Chad Solomon, Midnight Rambler

What you should be drinking now: Midnight Rambler’s magnificent tiki mashup

 

Chad Solomon, Midnight Rambler
The Tiger Style is a blast of creamy orange spice, among a stellar lineup described as “gritty tiki.”

Ever since it burst onto the scene nearly two years ago, Midnight Rambler has regularly offered up one of the more ambitious cocktail rotations in Dallas. That can be largely credited to co-owner Chad Solomon, the New York City-trained bartender – and veteran of such places as the famed Milk & Honey and Pegu Club – whose bold and borderline geeky creations are always thoughtfully composed, conceived and curated.

Rambler’s glorious setting, in the lower level of the Joule Hotel, is stunning, and while I wasn’t blown away by the bar’s inaugural drink menu, Solomon’s lineups have proved increasingly sublime with each seasonal reboot.

Chad Solomon, Midnight Rambler
Despite its delicate looks, the Neon Lilikoi is a passionfruit thundercat waiting to pounce.

The current summer lineup is his best yet: It lassoes the ongoing tiki trend and wrenches it into dark and adventurous places, infusing the genre’s cheery Asian South Sea island vibe with hard edges and soulful energy tracing the global Ring of Fire and beyond.

“It’s a gritty tiki,” Solomon says. “We wanted to do something more global, with tropical regions around the world touched by colonialism, man-eating animals and African rhythms.”

In other words, this ain’t your daddy’s Mai Tai. This is dark spice and jungle heat fueled by a soundtrack of steel drums and surf guitars. Take the Samoan War Club, a mix of aged spiced Jamaican rum, agricole rum, West Indian bay leaf, lime sugar oil and the lime-almond influence of falernum, sweetened up with a rich syrup made from gula jawa. Made from coconut sap, it’s one of the world’s oldest sugars, Solomon says, with “sort of a meaty umami-ness.” The drink is also the menu’s most “woodsy,” making up for the absence of any whiskey cocktail in the lineup.

Chad Solomon, Midnight Rambler
The lingering taste of poblano puts a hellfire finish on the Purgatory Lost.
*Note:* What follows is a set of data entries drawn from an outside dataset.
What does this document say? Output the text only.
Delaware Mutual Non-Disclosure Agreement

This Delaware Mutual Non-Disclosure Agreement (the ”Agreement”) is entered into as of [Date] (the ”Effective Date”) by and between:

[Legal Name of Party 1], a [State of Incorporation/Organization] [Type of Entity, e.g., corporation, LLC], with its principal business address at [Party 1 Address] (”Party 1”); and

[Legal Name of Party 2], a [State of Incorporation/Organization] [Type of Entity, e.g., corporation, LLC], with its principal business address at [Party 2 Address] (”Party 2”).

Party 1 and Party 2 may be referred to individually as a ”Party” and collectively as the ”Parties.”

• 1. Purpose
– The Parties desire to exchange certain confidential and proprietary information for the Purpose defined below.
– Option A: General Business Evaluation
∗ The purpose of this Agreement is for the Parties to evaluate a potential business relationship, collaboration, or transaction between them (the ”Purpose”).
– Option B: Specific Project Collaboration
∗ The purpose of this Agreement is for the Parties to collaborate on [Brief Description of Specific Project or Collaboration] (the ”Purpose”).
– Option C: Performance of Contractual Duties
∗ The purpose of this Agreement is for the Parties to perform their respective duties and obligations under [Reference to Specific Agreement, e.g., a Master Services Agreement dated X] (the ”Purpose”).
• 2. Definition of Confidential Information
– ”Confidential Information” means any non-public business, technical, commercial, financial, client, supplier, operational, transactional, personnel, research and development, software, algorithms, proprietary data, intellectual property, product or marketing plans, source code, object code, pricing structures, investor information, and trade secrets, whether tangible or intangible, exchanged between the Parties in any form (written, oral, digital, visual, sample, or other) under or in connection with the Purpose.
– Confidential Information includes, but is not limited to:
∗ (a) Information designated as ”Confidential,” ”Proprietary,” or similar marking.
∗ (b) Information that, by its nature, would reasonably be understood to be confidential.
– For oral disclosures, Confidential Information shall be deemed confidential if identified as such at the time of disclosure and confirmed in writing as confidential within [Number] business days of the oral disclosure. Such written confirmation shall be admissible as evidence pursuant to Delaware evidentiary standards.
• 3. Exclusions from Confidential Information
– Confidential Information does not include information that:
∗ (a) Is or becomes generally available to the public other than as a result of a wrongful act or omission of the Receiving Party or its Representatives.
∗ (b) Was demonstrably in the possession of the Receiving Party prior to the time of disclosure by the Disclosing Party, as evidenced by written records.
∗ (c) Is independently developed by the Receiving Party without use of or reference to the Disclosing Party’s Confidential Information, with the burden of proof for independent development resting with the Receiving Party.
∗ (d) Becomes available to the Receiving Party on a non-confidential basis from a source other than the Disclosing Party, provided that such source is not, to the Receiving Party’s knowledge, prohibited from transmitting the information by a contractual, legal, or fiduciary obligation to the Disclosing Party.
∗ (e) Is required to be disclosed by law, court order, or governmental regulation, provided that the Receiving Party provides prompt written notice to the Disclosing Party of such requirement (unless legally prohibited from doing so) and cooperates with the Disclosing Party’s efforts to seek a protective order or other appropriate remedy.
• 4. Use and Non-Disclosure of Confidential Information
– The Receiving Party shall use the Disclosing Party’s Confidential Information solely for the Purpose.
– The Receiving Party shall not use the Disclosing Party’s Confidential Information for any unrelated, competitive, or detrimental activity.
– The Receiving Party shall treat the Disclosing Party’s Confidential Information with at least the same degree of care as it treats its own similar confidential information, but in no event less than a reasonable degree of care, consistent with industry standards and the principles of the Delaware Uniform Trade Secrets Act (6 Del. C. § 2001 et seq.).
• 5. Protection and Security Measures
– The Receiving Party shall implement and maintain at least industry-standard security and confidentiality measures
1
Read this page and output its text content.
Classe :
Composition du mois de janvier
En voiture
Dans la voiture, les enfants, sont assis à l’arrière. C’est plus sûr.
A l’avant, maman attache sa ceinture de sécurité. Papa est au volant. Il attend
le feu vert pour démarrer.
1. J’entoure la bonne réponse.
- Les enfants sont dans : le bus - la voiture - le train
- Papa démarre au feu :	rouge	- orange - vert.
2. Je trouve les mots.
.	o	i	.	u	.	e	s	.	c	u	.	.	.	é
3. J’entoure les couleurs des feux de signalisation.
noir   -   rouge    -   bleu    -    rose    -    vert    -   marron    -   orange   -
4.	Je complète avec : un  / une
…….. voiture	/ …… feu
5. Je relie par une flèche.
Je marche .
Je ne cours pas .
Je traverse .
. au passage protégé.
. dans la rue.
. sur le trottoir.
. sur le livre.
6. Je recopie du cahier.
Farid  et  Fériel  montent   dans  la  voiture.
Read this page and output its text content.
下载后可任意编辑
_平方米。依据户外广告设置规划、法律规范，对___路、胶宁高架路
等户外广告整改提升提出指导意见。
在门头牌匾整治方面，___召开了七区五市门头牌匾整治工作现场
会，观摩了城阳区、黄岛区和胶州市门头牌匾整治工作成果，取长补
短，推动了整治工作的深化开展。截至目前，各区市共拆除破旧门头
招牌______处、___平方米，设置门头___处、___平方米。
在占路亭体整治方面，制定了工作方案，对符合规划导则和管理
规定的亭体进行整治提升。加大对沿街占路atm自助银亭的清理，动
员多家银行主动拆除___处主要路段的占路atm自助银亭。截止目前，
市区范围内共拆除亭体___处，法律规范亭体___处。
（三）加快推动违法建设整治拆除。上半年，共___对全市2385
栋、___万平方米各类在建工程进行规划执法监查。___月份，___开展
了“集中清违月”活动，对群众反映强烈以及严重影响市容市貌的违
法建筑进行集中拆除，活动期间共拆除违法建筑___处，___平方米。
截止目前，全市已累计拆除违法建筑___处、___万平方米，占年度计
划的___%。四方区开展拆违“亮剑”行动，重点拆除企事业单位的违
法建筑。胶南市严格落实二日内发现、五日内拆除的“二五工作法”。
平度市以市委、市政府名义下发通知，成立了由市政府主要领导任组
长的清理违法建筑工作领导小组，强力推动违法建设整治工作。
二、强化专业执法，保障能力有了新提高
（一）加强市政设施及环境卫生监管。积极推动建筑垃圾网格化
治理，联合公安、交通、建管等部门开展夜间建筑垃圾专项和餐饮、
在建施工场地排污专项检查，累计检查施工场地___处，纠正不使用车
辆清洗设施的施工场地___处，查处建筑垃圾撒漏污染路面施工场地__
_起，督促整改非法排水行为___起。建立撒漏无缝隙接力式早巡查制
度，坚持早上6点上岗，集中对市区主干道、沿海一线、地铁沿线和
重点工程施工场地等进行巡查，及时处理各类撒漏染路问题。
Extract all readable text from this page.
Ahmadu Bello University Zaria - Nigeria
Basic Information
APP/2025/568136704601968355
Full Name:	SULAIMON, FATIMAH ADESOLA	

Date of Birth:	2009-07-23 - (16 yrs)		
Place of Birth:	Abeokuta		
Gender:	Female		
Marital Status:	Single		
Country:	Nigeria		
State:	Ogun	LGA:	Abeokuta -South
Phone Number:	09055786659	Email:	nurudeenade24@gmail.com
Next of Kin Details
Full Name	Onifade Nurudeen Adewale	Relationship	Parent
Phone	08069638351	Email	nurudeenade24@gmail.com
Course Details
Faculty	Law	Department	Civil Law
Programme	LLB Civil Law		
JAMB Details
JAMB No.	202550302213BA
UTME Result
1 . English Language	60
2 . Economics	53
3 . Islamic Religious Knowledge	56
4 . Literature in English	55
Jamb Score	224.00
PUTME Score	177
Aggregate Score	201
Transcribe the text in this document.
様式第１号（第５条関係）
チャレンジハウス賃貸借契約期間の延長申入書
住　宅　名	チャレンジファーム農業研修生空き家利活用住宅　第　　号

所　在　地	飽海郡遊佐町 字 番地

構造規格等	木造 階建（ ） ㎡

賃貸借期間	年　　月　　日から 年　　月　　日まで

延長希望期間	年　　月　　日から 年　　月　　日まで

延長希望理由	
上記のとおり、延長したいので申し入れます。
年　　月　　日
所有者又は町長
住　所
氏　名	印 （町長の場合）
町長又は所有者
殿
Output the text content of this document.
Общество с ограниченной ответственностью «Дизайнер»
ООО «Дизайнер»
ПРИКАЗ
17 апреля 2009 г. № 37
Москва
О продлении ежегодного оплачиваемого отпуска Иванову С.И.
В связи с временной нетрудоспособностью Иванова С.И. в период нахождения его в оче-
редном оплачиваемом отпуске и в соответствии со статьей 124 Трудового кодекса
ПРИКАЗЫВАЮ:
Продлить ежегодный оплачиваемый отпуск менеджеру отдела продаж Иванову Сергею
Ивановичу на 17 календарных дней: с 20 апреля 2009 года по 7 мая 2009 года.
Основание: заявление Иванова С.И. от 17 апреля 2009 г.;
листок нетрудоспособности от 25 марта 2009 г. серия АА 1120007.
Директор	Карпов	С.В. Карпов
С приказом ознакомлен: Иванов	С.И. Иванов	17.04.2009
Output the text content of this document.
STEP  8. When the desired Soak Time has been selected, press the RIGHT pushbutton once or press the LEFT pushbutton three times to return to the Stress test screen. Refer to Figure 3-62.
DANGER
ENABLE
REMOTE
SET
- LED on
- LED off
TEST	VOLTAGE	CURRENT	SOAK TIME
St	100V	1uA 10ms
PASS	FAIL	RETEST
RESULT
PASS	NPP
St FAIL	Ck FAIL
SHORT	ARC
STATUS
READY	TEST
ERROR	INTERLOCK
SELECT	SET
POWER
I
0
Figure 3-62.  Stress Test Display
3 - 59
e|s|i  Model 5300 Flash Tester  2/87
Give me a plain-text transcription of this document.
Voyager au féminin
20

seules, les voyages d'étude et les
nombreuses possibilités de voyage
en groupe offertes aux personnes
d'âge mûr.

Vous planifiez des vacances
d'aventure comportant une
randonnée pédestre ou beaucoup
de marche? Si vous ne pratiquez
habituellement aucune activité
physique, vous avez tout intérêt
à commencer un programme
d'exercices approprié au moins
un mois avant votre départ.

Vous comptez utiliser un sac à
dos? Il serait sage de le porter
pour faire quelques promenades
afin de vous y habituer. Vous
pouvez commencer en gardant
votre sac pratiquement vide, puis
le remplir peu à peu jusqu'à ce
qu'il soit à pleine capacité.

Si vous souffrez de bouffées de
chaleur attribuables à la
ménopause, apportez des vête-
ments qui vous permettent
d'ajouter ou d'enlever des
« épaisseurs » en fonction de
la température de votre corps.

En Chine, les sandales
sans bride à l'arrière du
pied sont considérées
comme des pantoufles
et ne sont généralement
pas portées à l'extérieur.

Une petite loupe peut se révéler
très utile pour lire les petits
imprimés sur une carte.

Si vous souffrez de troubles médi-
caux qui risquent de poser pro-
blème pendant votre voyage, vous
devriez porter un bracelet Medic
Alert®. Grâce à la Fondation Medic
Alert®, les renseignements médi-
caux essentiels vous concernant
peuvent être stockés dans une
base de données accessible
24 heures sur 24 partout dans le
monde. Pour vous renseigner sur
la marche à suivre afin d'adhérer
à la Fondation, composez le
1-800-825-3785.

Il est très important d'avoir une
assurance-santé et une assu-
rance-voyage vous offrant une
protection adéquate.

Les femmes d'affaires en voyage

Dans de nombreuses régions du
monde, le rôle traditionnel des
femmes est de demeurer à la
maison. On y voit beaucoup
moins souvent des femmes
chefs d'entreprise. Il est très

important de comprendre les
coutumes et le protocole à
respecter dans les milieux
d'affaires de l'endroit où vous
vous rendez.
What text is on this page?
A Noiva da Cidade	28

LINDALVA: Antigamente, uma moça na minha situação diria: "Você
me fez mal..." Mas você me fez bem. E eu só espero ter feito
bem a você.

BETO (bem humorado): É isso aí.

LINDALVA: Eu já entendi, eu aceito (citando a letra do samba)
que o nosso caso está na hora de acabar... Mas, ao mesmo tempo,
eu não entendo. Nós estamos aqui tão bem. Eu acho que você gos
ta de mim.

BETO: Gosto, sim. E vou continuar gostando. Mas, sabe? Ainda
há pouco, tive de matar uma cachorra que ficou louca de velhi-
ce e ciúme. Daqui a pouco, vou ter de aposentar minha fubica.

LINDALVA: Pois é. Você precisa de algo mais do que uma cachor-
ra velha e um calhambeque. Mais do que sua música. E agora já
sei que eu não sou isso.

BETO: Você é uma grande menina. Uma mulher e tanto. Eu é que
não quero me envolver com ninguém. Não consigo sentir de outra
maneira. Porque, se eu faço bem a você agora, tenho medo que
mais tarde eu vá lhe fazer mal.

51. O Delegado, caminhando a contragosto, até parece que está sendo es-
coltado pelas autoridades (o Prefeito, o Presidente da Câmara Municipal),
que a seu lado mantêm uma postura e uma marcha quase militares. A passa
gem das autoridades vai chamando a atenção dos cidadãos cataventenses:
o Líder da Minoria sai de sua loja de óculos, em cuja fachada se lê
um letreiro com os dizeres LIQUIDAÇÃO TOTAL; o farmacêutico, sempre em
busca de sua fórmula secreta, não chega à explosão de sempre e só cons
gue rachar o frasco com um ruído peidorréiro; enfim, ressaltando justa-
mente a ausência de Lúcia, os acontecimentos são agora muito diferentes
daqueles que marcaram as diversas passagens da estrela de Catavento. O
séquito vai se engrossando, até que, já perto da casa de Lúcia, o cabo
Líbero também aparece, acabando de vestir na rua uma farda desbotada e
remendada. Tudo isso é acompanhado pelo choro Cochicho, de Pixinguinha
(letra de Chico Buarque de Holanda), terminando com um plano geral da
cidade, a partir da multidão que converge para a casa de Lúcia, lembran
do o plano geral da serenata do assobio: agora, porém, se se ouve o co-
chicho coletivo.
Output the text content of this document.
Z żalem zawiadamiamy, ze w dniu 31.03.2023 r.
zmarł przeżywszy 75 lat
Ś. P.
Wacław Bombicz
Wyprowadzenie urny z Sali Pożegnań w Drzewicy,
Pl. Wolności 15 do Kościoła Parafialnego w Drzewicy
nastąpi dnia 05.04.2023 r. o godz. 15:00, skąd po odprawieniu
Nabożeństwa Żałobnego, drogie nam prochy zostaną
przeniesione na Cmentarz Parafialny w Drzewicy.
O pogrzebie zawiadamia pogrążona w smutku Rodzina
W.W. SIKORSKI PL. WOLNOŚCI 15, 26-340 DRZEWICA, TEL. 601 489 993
The Purgatory Lost is another standout, incorporating poblano for an appropriately hot finish; so, too is the Neon Lilikoi, a radiantly presented blended-Scotch beaut whose passionfruit rush is held in check with a hint of black cardamom tincture. While Asian flavors — criminally underused in cocktails — are prominent, as in the Savory Hunter, which incorporates lemongrass, cilantro and Thai chili, there are also nods to South America, Africa and the coffee-growing regions of Hawaii.

Make the rich Grasshopper-inspired Komodo Dragon your last drink of the night; its traditional mix of minty Fernet Menta and cacao is supplemented not with heavy cream but with coconut milk and a syrup made from tantalizingly sweet Southeast Asian pandan leaf.

But my favorite of the bunch is the Tiger Style, built on a platform of Batavia Arrack, a rum-like, sugar-cane-based spirit from Southeast Asia. Featuring calamansi (an acidic blend of citrus and kumquat), rich palm sugar, Indonesian black pepper tincture, egg white and earthy cassia spritzed atop a dehydrated lime, it’s a triumph of creamy orange spice dashed with a hint of Fireball cologne.

Co-owner, Midnight Rambler
Solomon on a rare night of bar duty, pouring Tiger Style.

“It was, like, how do we put Indonesia and the Philippines into a glass?” Solomon says. “The more you drink it, the more your lips tingle.”

It’s a hefty, not dainty, drink, a psychedelic Snickerdoodle – or at least that’s what my quivering fingers wrote as I pearl-dove into the cocktail’s delicious depths.

“It takes you into the exotic,” Solomon says, “and intentionally so.”

Wild things, you make my heart sing.